Amnesia
- Elena
- Come?
Ian fece per alzarsi a sedere ma le mani di Paul lo
bloccarono, tenendolo fermo.
Lui aggrottò le sopracciglia, confuso;
fissò il ragazzo e gli scostò malamente la mano, liberandosi dalla presa:
- Che hai, Stefan? – lo
apostrofò – Lasciami -
Nina sorrise, un sorriso che tradiva incertezza.
Lanciò una rapida occhiata a Paul, riconoscendo
nell’espressione tormentata del ragazzo la propria malcelata
preoccupazione:
- Non scherzare, Ian – sussurrò – Non è
divertente -
- Si può sapere cosa vi prende? – borbottò lui,
arruffandosi i capelli – Sicuri di star bene? –
- Ian… - lo chiamò Paul, ma lui non lo guardò
nemmeno, concentrandosi sull’ambiente circostante.
- Dove diavolo siamo? – esclamò, alzandosi in piedi
– Stefan, ho bisogno di un drink –
- Ian, smettila! – sbottò Paul, spintonandolo
– Non è il caso di continuare –
- Continuare cosa? – si spazientì Ian – E
perché continuate a chiamarmi I… -
Non terminò la frase, le gambe che gli tremavano
impercettibilmente: fu questione di un attimo e cadde fra le braccia di Paul,
gli occhi chiusi.
L’amico lo sorresse, Nina che accorreva per
aiutarlo.
Si guardarono, la medesima parola
sulle labbra.
- Cazzo.
- Non c’è da preoccuparsi, davvero…
Le parole della donna furono coperte da mugugni
contrariati, la voce di Paul che interveniva, dura:
- E’ convinto di essere Damon Salvatore e secondo
lei non c’è da preoccuparsi? – proruppe, allargando le braccia con
fare esasperato – Si rende conto che parliamo di un fottutissimo vampiro
che… -
- Calmati, Paul – tentò di placarlo Nina, tirandolo
delicatamente per la felpa – Stai buono, dai –
- Crede di essere Damon! – ringhiò ancora il
ragazzo, come se avesse bisogno di tempo per realizzare la nuova informazione
– E’ fermamente convinto di essere un vampiro – borbottò,
scuotendo incredulo il capo.
Crollò a sedere, piegandosi in avanti, la fronte poggiata
sulle ginocchia; Nina gli posò la mano sulla testa, le dita che dolcemente gli
carezzavano i capelli.
La ragazza chiuse un attimo gli occhi, cercando con tutta
se stessa di mantenere il controllo: quando li riaprì fissò la dottoressa
dall’altro lato del tavolo e inarcò un sopracciglio.
- Non c’è da preocc…
- La smetta, per cortesia – la interruppe Nina
– Quanto è grave? –
- Non è la prima volta che succede – mormorò la
donna, torturandosi nervosa le mani – Abbiamo già avuto a che fare con
simili casi di amnesia –
- Quindi saprete esattamente cosa fare –
- Niente –
Paul cercò di risollevare la testa ma la mano di Nina non
glielo permise.
La ragazza assottigliò lo sguardo, le labbra strette
saldamente:
- Niente? - domandò, la voce
tagliente.
- Non c’è qualcosa che possiamo fare – spiegò
la dottoressa – E’ il paziente che deve ricordare.
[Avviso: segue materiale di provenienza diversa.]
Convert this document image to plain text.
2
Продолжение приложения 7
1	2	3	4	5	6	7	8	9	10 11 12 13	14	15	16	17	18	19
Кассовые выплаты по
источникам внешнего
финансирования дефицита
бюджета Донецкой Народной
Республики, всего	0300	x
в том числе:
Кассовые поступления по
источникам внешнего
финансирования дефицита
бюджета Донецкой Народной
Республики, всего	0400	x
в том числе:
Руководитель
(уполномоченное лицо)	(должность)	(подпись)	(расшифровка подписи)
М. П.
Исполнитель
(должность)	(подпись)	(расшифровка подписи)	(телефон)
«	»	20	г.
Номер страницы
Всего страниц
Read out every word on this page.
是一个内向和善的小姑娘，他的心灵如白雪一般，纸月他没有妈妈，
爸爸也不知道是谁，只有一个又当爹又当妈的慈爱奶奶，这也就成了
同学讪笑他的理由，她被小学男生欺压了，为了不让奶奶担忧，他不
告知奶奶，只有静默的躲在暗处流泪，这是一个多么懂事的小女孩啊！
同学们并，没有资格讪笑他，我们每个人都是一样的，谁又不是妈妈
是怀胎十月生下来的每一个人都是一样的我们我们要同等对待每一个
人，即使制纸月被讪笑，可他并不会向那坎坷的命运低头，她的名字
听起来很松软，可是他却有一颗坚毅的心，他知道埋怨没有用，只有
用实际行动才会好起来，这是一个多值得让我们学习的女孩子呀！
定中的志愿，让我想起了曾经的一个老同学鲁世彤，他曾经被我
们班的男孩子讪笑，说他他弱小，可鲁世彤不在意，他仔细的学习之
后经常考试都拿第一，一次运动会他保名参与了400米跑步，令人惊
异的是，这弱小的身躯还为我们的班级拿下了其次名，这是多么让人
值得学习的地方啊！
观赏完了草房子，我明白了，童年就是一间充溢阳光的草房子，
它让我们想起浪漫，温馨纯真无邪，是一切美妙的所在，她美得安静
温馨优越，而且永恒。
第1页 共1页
Da solo. Noi non
possiamo aiutarlo, mi dispiace –
Paul sollevò il capo, prendendo la mano di Nina fra le
sue: osservò l’espressione contratta della ragazza e sorrise, avvicinandosi
piano.
- Andrà tutto bene – mormorò, carezzandole il palmo
con il pollice.
- Crede di essere un vampiro – ribatté senza
guardarlo lei.
- Calmati, Nina –
La ragazza finalmente incontrò il suo sguardo, curiosa:
- Cos’è, ci siamo scambiati i ruoli? –
domandò, caustica.
- Andrà tutto bene –
- Smettila di ripeterlo! – sbottò lei, scattando in
piedi – Sai che mi spavento quando dite cose del genere! –
- E cosa preferisci sentirti dire? – chiese Paul, seguendola
immediatamente.
- Non lo so – borbottò Nina – Che quel pezzo
di idiota ci sta facendo uno scherzo e che… -
- Nina –
- Ho perso dieci anni di vita, lo sai? –
- Nina –
- Perché Elena, poi? Non potevo essere Katherine? –
Paul le strinse il viso fra le mani, sorridendo con fare
rassicurante:
- Respira - bisbigliò.
Nina annuì, respirando profondamente. Lentamente.
Fissò il ragazzo e annuì ancora. Era pronta. Ce la poteva
fare. Poteva?
- Andiamo da lui - sussurrò, arretrando di un passo e avvicinandosi
alla porta.
- Sicura? – domandò lui, passandosi una mano fra i
capelli.
Ci furono pochi attimi di silenzio, poi Nina sollevò il
mento e annuì, convinta, schiudendo la porta.
Entrarono nella stanza successiva, il cuore in mano.
Ian era seduto sul lettino bianco, le gambe che
dondolavano nel vuoto. Le scarpette nere ai piedi, i lacci ancora slacciati.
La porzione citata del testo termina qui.